This study aims to examine how perceived tourism information quality and artificial intelligence (AI) literacy shape tourists’ continuance intention to use generative AI for travel planning through perceived usefulness and satisfaction and investigates whether these relationships vary across technical proficiency, communication proficiency and critical evaluation.
Survey data were collected from a paid South Korean online panel via Macromill Embrain. Using non-probability purposive sampling with eligibility screening, 391 tourists who self-reported having used ChatGPT to obtain travel-related information for travel planning within the past six months provided valid responses. Data were analysed using SPSS 25.0 and the PROCESS macro.
Perceived tourism information quality – encompassing accuracy, sufficiency, reliability, usefulness, personalisation and timeliness – strengthens perceived usefulness, which increases satisfaction and subsequently fosters continuance intention through a serial mediation process.

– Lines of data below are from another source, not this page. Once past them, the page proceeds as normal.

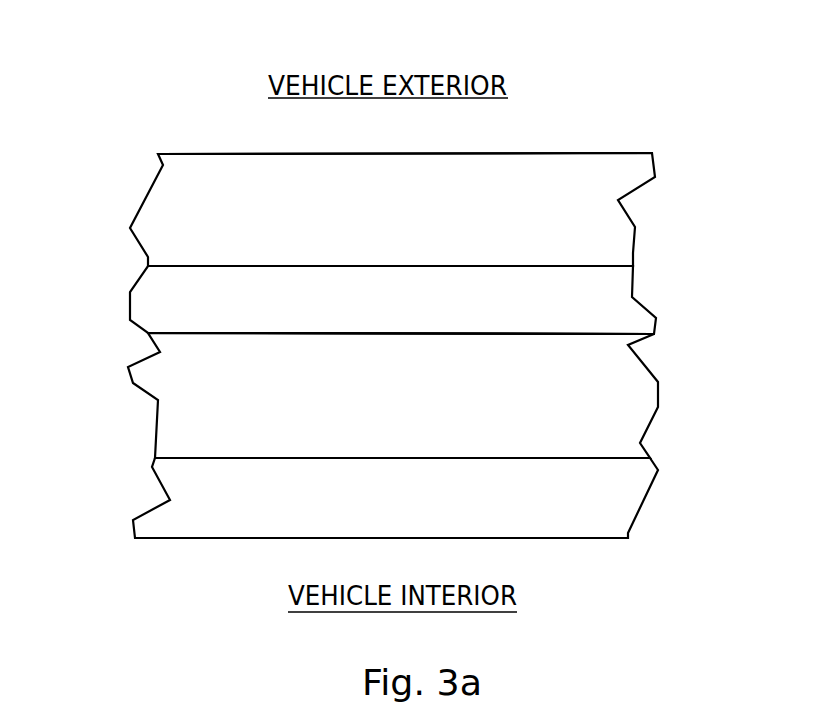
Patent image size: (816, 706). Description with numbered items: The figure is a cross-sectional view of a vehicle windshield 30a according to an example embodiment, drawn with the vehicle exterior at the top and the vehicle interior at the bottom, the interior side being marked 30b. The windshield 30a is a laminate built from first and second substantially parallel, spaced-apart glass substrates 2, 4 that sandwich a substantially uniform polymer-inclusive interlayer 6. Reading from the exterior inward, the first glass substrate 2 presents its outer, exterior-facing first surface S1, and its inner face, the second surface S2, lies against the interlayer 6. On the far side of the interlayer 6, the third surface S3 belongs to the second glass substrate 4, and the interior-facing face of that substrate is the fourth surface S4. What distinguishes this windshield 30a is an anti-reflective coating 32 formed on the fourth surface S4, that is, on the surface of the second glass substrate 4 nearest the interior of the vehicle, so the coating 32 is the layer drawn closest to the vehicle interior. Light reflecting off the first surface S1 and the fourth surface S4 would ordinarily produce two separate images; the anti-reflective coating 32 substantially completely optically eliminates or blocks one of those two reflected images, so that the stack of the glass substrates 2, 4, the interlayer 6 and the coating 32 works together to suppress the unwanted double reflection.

The vehicle windshield 30a is at (470, 269).
The windshield laminate (vehicle interior side) 30b is at (805, 703).
The first glass substrate 2 is at (630, 210).
The second glass substrate 4 is at (658, 392).
The polymer-inclusive interlayer 6 is at (630, 283).
The anti-reflective coating 32 is at (652, 490).
The first surface S1 is at (630, 153).
The second surface S2 is at (613, 264).
The third surface S3 is at (623, 332).
The fourth surface S4 is at (622, 458).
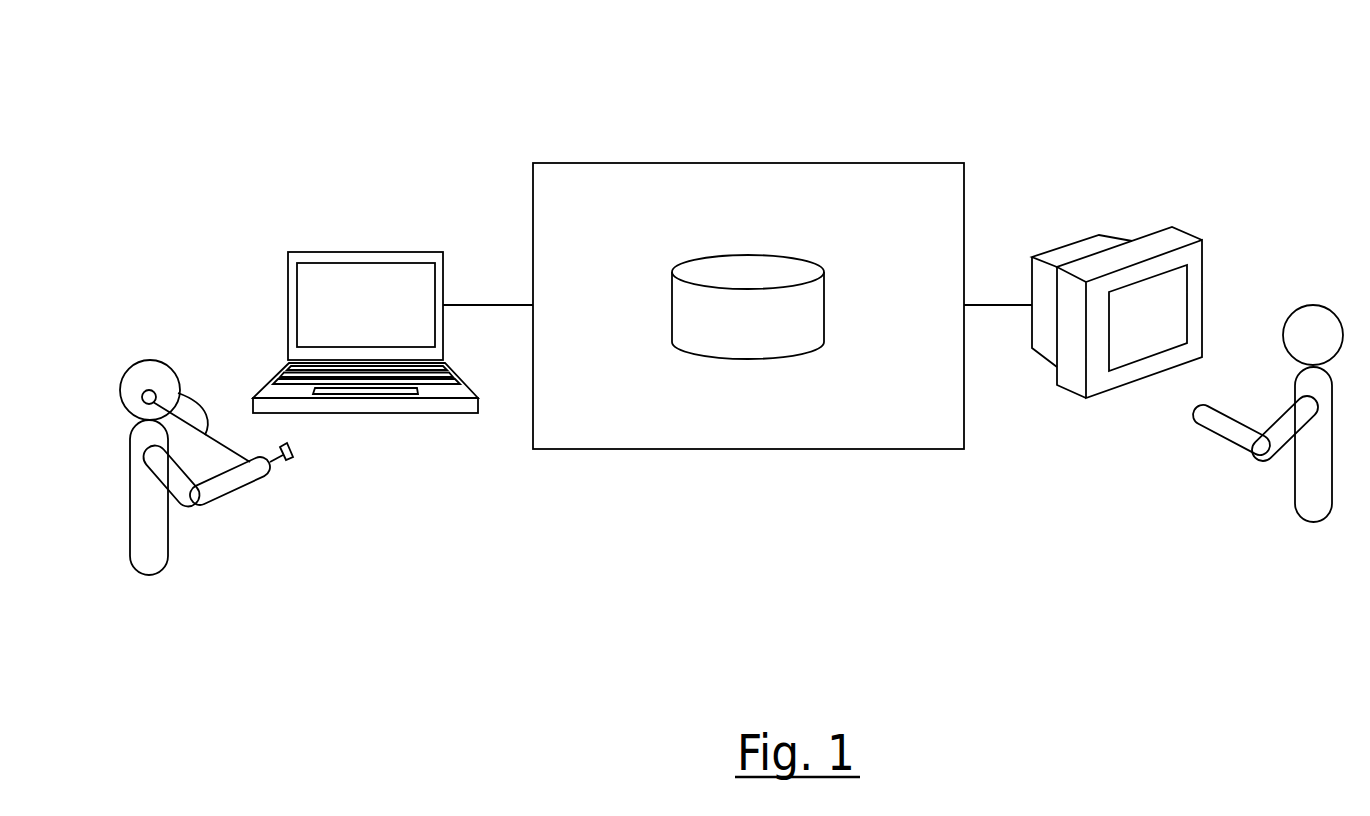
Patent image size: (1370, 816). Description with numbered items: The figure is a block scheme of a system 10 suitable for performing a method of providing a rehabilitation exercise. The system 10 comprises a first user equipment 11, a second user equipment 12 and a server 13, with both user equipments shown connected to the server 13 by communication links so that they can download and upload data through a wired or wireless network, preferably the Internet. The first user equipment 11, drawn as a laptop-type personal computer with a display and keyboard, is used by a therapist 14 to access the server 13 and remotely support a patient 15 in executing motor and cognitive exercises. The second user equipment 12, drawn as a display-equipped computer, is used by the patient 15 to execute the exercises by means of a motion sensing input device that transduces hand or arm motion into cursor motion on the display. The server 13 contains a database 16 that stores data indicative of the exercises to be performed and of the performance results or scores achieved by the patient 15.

AI literacy functions as a capability-based boundary condition: under lower information quality, higher literacy helps users sustain perceived usefulness by critically appraising and iteratively refining outputs, whereas lower literacy heightens vulnerability to poor information and weakens continuance intention.
Sustained generative AI use in tourism depends not only on information quality but also on users’ capability to engage with, evaluate and iteratively refine AI-generated content. By integrating information quality with multidimensional AI literacy, this study clarifies post-adoption belief formation under epistemically uncertain generative-AI outputs and identifies capability-based boundary conditions for sustained use.